If it'd help out, maybe it's time I added unit tests to the code. Also, please do share the gist, it could be very helpful 😄.
@obahareth Cool, i will check this out. Here are the gists for the method i came up with for the Webex api, might be similar to waht we can do here.
get
https://gist.github.com/zpeters/b33fcced8fc666bbf9b6a10d0dc38a59
First i try a get with HTTPoison.get
. I'm blindly assuming on the first get
that a timeout isn't in effect. After that call i send the response to maybe_retry, if try we recursively call back to get to try again, if false we had a successful get so we exit the function
maybe_retry
https://gist.github.com/zpeters/967109e73d0d1f54057baae35a77f5db
At this point we have the response from the original call. There is a field in the header called "REtry-After". We look at this to see how long to wait. In my experience with this api, i needed to add a "fudge factor" to the reported retry after. i believe this was 5 seconds or so. If retry-after wasn't in the header we just return false and continue on our way
This probably not the best approach but it seemed to work for me. I'm going to fork your code and i will work on a pull if i can figure something out as an example.
Cheers
Digging into the code i think the best fix for this might be to make the ex_pwned library handle the retries. I'm going to try to work out a solution and see if the author would be willing to accept a pull request. Otherwise i could publish a "fixed" version
Working on a fix. I have a pull request for ex_pwned
here ( https://github.com/techgaun/ex_pwned/pull/5 )

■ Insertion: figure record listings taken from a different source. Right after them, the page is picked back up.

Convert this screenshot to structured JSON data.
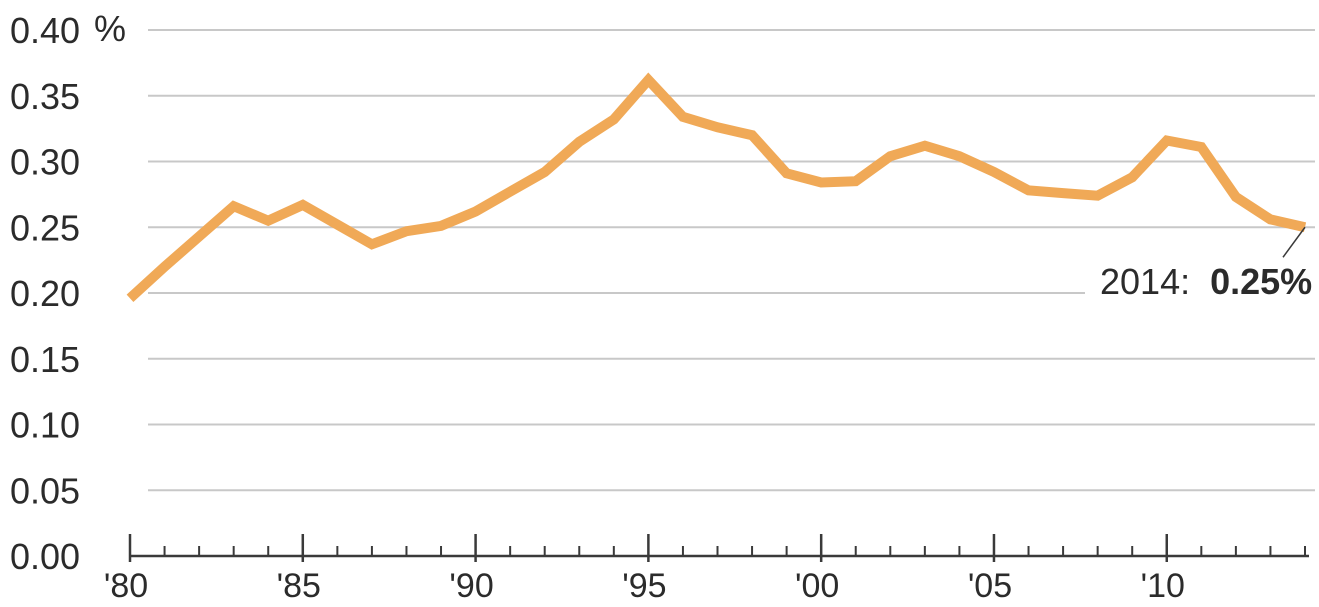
{
  "chart_data": {
    "type": "line",
    "title": "",
    "xlabel": "",
    "ylabel": "",
    "y_unit": "%",
    "xlim": [
      1980,
      2014
    ],
    "ylim": [
      0,
      0.4
    ],
    "grid": true,
    "line_color": "#f0a957",
    "grid_color": "#c8c8c8",
    "axis_color": "#3a3a3a",
    "y_ticks": [
      {
        "value": 0.0,
        "label": "0.00"
      },
      {
        "value": 0.05,
        "label": "0.05"
      },
      {
        "value": 0.1,
        "label": "0.10"
      },
      {
        "value": 0.15,
        "label": "0.15"
      },
      {
        "value": 0.2,
        "label": "0.20"
      },
      {
        "value": 0.25,
        "label": "0.25"
      },
      {
        "value": 0.3,
        "label": "0.30"
      },
      {
        "value": 0.35,
        "label": "0.35"
      },
      {
        "value": 0.4,
        "label": "0.40"
      }
    ],
    "y_top_unit_label": "%",
    "x_ticks": [
      {
        "value": 1980,
        "label": "'80"
      },
      {
        "value": 1985,
        "label": "'85"
      },
      {
        "value": 1990,
        "label": "'90"
      },
      {
        "value": 1995,
        "label": "'95"
      },
      {
        "value": 2000,
        "label": "'00"
      },
      {
        "value": 2005,
        "label": "'05"
      },
      {
        "value": 2010,
        "label": "'10"
      }
    ],
    "x_minor_ticks": [
      1981,
      1982,
      1983,
      1984,
      1986,
      1987,
      1988,
      1989,
      1991,
      1992,
      1993,
      1994,
      1996,
      1997,
      1998,
      1999,
      2001,
      2002,
      2003,
      2004,
      2006,
      2007,
      2008,
      2009,
      2011,
      2012,
      2013,
      2014
    ],
    "series": [
      {
        "x": [
          1980,
          1981,
          1982,
          1983,
          1984,
          1985,
          1986,
          1987,
          1988,
          1989,
          1990,
          1991,
          1992,
          1993,
          1994,
          1995,
          1996,
          1997,
          1998,
          1999,
          2000,
          2001,
          2002,
          2003,
          2004,
          2005,
          2006,
          2007,
          2008,
          2009,
          2010,
          2011,
          2012,
          2013,
          2014
        ],
        "values": [
          0.196,
          0.22,
          0.243,
          0.266,
          0.255,
          0.267,
          0.252,
          0.237,
          0.247,
          0.251,
          0.262,
          0.277,
          0.292,
          0.315,
          0.332,
          0.362,
          0.334,
          0.326,
          0.32,
          0.291,
          0.284,
          0.285,
          0.304,
          0.312,
          0.304,
          0.292,
          0.278,
          0.276,
          0.274,
          0.288,
          0.316,
          0.311,
          0.273,
          0.256,
          0.25
        ]
      }
    ],
    "annotation": {
      "year_label": "2014:",
      "value_label": "0.25%",
      "x": 2014,
      "y": 0.25
    }
  }
}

With these changes there is literally nothing you have to do additional in your code now. In fact, once this is accepted we can remove all of the "sleep" code
@zpeters Thanks for the awesome work! Having the sleep in ex_pwned
itself does sound like a much better idea. This probably won't work with concurrent requests, right? I was hoping I could at least create a process per G Suite directory I'm checking.
I've gotten some advice to maybe just get an error from ex_pwned and have it return the timeout value. This would put us in a better place for concurrent requests .
New pull request to ex_pwned, when this is accepted we can work on the retry logic. https://github.com/techgaun/ex_pwned/pull/7
I'm going to drop a few PRs for you to look over. I have one for "retry" that you probably will just want to look over. In mix.exs i am referring to the github source for ex_pwned instead of hex until a new hex package gets published. Looking forward to working on more issues with you...
I'll take a look at them tomorrow, thanks again @zpeters!
https://haveibeenpwned.com's rate limits are a major blocker, waiting for them + an added 150ms still doesn't seem to be enough, and there's no simple way to work around them (we'd be asynchronously checking multiple entire G Suite directories, and we'd have to keep a "rate limit state" to make sure we are always using the most recent rate limit). A possible super ugly solution would be to only allow one directory to be checked at at time, therefore we don't have to worry about rate limit state.